Regional security demands a force capable of defending strategic waterways
The Republic of Yemen occupies an internationally recognized strategic location with a coastline that extends south from the southern Red Sea, through the Bab el-Mandeb at a critical maritime chokepoint, before turning east along the Gulf of Aden and onward into the Arabian Sea and Indian Ocean.
The vital international shipping lanes that run along Yemen’s coast mean that Yemen’s maritime security is vital to ensure the continued safe and unhindered flow of commerce. Closure of the Bab el-Mandeb would force ships to take an extended route around the Cape of Good Hope, severely increasing costs and time with direct consequences for the world’s economy as a whole, not least of which is Yemen’s.
Therefore, the Yemen Coast Guard (YCG) was established by Republican Decree No. 1 in 2002 and started its duties in 2003 as the single maritime law enforcement entity in Yemen along its 2,400-kilometer coastline. The Coast Guard’s duties include security of Yemeni ports and territorial waters and countering smuggling, illegal immigration, human trafficking and piracy.
The YCG is commanded by Maj. Gen. Khaled Ali Mohammed, who is keen to regenerate the YCG’s capability in providing maritime security, which has been degraded from the war. The United Nations Office on Drugs and Crime supports the plan by providing assistance and training to the YCG and intends to help rebuild the YCG’s infrastructure and skills, including boat maintenance.
Before the war, the YCG benefited from a comprehensive and integrated support package provided by the international community, with significant U.S. provision of money, equipment and training, as well as other donations of equipment and training from countries such as the United Kingdom, France, Germany, Italy and Japan. The aim was to establish and develop a sophisticated and nationally run Coast Guard capable of protecting sea lanes to the Gulf of Aden and through the Bab el-Mandeb.
The project was about 70% complete and recognized as extremely effective, particularly in the Gulf of Aden and Red Sea. Unfortunately, as a result of the coup against the legitimate government and the ensuing bloody war, most, if not all, of the infrastructure has been destroyed or is beyond repair. Consequently, any initiatives to support the renewal of the YCG must take into account that full scale reconstruction is required.
The Yemeni coast overlooking the Bab el-Mandeb is unique, forming a vital chokepoint that links the trade route from the Atlantic Ocean though to the Middle East and Asia, with commercial vessels transporting goods, including oil and gas, between North America, Europe and Asia. The U.S. Energy Information Administration estimated that in 2016, 4.8 million barrels a day of crude oil and petroleum products flowed through the strait.
This strategic chokepoint needs continued security and surveillance to maintain the flow of commerce and prevent illegal activities.
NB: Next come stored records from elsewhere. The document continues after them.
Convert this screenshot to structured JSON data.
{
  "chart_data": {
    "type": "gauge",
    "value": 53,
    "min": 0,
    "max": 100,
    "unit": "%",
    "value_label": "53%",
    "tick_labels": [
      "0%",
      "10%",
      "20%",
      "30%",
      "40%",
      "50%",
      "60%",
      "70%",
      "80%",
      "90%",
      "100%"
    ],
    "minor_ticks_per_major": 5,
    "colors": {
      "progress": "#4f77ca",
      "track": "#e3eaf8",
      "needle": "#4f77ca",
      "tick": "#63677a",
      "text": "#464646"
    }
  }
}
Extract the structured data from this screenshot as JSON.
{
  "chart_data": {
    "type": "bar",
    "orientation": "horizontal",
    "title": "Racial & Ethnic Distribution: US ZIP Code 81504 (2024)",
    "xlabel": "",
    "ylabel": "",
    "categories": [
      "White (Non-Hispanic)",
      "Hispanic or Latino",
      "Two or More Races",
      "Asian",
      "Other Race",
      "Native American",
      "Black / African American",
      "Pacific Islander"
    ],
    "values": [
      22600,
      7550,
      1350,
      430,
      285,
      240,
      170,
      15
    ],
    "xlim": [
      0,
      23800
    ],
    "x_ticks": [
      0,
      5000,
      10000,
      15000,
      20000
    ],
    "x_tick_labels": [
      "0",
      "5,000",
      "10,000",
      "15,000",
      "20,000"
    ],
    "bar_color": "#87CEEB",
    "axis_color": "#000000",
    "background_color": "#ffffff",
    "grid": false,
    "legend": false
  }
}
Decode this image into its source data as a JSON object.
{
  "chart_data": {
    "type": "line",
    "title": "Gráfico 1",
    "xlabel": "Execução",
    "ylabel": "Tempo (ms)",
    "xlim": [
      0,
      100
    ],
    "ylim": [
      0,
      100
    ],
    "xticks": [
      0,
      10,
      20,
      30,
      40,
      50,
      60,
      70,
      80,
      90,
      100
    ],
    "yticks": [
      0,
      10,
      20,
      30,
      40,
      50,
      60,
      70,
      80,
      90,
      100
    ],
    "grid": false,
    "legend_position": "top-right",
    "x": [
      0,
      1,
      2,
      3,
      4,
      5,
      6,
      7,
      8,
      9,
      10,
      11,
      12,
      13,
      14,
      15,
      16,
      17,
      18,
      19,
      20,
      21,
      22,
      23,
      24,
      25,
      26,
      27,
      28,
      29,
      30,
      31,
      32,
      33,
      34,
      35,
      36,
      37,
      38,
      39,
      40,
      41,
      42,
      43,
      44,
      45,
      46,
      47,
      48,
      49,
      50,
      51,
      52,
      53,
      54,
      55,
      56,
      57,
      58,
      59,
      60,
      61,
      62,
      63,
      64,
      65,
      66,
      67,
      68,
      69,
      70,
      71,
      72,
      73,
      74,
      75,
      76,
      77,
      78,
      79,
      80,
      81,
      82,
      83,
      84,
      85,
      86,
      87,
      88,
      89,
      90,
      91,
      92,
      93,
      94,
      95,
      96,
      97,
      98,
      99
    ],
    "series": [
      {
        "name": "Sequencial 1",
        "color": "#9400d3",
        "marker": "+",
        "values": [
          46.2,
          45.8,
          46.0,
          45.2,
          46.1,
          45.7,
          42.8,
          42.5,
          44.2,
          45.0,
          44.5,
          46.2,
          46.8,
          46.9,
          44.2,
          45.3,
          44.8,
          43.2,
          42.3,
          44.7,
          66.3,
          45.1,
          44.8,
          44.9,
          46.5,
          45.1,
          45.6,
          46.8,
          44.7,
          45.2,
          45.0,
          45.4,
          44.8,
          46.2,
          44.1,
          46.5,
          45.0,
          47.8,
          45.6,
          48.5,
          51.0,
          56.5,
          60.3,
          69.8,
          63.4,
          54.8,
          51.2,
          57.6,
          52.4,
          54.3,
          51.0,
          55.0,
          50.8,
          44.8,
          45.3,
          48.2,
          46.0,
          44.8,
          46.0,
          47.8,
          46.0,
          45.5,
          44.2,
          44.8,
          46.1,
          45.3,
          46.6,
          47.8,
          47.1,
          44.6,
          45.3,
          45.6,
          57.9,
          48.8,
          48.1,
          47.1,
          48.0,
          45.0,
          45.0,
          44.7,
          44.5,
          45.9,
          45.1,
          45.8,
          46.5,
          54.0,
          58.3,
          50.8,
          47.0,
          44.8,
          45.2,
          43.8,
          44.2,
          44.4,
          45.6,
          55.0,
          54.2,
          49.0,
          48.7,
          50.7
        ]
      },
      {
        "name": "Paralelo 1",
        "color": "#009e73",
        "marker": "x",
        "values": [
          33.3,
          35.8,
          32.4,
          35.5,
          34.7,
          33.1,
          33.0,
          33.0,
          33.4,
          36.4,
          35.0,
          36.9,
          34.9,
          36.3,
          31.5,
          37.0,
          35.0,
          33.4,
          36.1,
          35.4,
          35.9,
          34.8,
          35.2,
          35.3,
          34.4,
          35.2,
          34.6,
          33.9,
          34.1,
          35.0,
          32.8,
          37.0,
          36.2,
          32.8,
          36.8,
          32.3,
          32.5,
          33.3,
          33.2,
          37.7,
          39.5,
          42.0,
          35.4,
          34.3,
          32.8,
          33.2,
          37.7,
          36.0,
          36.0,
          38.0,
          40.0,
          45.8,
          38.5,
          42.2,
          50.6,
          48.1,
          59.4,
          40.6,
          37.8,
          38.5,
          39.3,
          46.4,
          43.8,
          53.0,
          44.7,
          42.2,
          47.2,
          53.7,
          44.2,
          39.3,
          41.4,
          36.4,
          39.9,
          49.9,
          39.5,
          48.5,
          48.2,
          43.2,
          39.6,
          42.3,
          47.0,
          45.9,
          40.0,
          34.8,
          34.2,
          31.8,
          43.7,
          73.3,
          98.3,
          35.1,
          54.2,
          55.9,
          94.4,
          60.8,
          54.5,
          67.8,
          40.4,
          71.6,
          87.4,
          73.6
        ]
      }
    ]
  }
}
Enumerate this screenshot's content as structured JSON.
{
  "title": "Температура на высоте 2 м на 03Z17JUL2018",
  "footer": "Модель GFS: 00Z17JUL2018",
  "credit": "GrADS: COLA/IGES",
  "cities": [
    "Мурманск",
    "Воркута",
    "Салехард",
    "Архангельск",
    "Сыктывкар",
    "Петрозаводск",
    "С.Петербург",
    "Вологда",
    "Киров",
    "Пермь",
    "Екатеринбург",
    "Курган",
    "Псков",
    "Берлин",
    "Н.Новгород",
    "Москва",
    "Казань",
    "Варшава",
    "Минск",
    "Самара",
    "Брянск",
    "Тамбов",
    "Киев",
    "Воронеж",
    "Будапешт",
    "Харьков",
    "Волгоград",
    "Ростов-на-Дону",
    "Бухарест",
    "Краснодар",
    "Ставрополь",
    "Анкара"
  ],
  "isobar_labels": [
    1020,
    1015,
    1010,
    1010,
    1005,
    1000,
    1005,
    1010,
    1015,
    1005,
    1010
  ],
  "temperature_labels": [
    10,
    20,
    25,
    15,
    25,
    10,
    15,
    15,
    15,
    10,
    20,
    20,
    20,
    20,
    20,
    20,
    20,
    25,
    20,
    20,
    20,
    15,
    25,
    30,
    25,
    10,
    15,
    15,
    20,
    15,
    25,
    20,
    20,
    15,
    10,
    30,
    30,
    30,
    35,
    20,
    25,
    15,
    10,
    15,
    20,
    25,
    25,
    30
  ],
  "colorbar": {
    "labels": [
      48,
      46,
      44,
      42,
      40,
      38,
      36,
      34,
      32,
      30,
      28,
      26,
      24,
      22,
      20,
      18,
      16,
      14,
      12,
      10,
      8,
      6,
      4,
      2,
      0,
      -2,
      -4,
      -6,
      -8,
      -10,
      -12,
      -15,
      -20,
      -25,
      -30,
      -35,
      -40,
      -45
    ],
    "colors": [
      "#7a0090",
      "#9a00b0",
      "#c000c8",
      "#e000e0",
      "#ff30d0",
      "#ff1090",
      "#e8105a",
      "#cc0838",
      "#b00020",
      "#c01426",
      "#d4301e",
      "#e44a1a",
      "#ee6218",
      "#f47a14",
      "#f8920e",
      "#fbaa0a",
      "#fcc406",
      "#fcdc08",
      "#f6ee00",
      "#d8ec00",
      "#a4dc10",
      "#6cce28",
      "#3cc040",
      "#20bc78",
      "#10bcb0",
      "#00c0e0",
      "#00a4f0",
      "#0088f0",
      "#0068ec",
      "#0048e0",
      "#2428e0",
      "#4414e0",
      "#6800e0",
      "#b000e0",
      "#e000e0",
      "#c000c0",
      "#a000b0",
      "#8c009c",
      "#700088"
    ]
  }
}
One important step to be taken is to reinforce the YCG presence specifically on Perim Island and in Al Mocha port. These are the closest YCG stations to the strait, and it’s necessary to develop YCG surveillance and interdiction capacities in this area.
Redevelopment of the YCG will enable it to retake control of security of Yemeni ports. Before the war this was an important function of the Coast Guard, which was the only organization tasked with this role. Improving the YCG will allow it to achieve standards required by the International Ship and Port Facility Security Code, standards the ports maintained before the war.
Furthermore, reconstruction the YCG’s capabilities, supported by the international community, is essential not only for Yemen but also for the stability and strengthening of maritime security in the region. The YCG is helping to fight terrorism by preventing the movement of suspicious actors by sea, especially from Somalia to the Yemeni coast. The coastal provinces of Al-Mahra and Hadhramaut are used as transit points for most of the smuggling of drugs and hashish, from where it is transported to neighboring countries. This concerns everyone in the region. Moreover, to effectively prevent weapons smuggling, including ballistic missile parts and drones from Iran to its proxies in the region, intensified presence and surveillance by YCG patrol boats is required in the Arabian Sea, Gulf of Aden and southern Red Sea.
Finally, the YCG is a key partner in international maritime alliances, most notably as a member of the Combined Maritime Forces and supporting the U.S. Navy’s 5th Fleet based in Manama, Bahrain. To highlight the latest cooperation, the YCG successfully worked together with the U.S. destroyer Jason Dunham in August 2018 after a large weapon seizure in the Gulf of Aden and captured the smugglers for prosecution in Aden.
We strongly believe that the international community needs capable and committed partners in the region to improve maritime security and prevent illicit and aggressive activities in the maritime domain. With the support of the international community, the YCG wishes to be that partner.